Pelvic floor relaxation. If the supporting ligaments and connective tissues that hold the uterus and the vaginal walls in place become weak, the uterus, bladder, rectum or the vaginal walls might slip down (prolapse). This might cause urine leakage during coughing and sneezing or a bulge in the vagina.
Other rare conditions. Vaginal cysts can cause pain during sex or make it difficult to insert a tampon. Vaginal cancer which might first appear as vaginal bleeding after menopause or sex also is a rare possibility.
|Re: Reasons Your Vagina Smells A Little..off (women Health) by samueld56(m): 8:04pm On Jan 25, 2020|
What are signs or symptoms of vaginal problems?
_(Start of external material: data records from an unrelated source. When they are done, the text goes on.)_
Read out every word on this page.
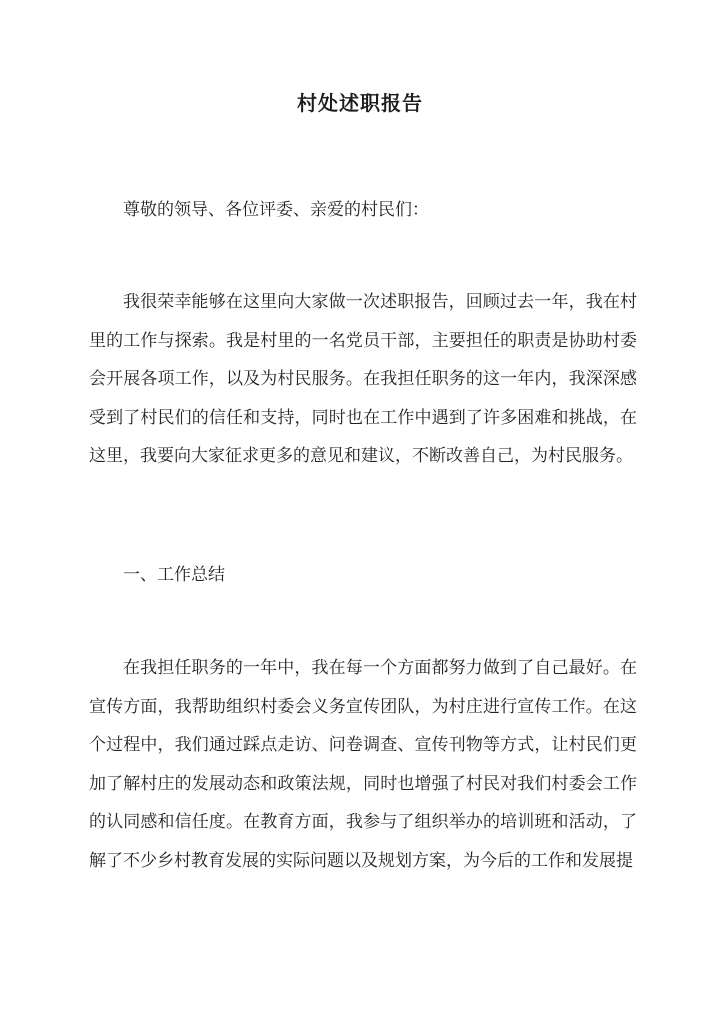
村处述职报告

尊敬的领导、各位评委、亲爱的村民们：

我很荣幸能够在这里向大家做一次述职报告，回顾过去一年，我在村里的工作与探索。我是村里的一名党员干部，主要担任的职责是协助村委会开展各项工作，以及为村民服务。在我担任职务的这一年内，我深深感受到了村民们的信任和支持，同时也在工作中遇到了许多困难和挑战，在这里，我要向大家征求更多的意见和建议，不断改善自己，为村民服务。

一、工作总结

在我担任职务的一年中，我在每一个方面都努力做到了自己最好。在宣传方面，我帮助组织村委会义务宣传团队，为村庄进行宣传工作。在这个过程中，我们通过踩点走访、问卷调查、宣传刊物等方式，让村民们更加了解村庄的发展动态和政策法规，同时也增强了村民对我们村委会工作的认同感和信任度。在教育方面，我参与了组织举办的培训班和活动，了解了不少乡村教育发展的实际问题以及规划方案，为今后的工作和发展提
Seek for help if you notice:
A change in the color, odor or amount of vaginal discharge
Vaginal redness or itching
Vaginal bleeding between periods, after sex or after menopause
A mass or bulge in your vagina
Pain during intercourse
You might not need to see your doctor every time you have vaginal irritation and discharge, particularly if you've been diagnosed with a vaginal yeast infection in the past and you're experiencing similar signs and symptoms.
However, if you choose to use an over-the-counter medication and your symptoms don't go away, get help.
Sam Health Wise
|Re: Reasons Your Vagina Smells A Little..off (women Health) by samueld56(m): 12:05pm On Jan 26, 2020|
What can I do to keep my vagina healthy?
You can take steps to protect your vaginal health and overall health. For example:
Be sexually responsible. Use condoms or maintain a mutually monogamous relationship with a partner who's free of sexually transmitted infections. If you use intimacy gadgets, clean them after every use.
Get vaccinated. Vaccinations can protect you from HPV, the virus associated with cervical cancer, as well as hepatitis B a serious liver infection that can spread through sexual contact.
Do Kegel exercises. Kegel exercises can help tone your pelvic floor muscles if you have prolapse, leaking of urine or weakness of the pelvic floor.
Know your medications. Discuss medication use and possible vaginal side effects with your doctor.
Limit the amount of alcohol you drink and don't smoke. Chronic alcohol abuse can impair sexual function. Nicotine might inhibit sexual arousal. Substance abuse might also cause poor physical and mental health, which can affect sexual function.
While not all vaginal problems can be prevented, regular checkups can help ensure that problems affecting your vagina are diagnosed as soon as possible.
Don't let embarrassment prevent you from seeking help any concerns you might have about your vaginal health.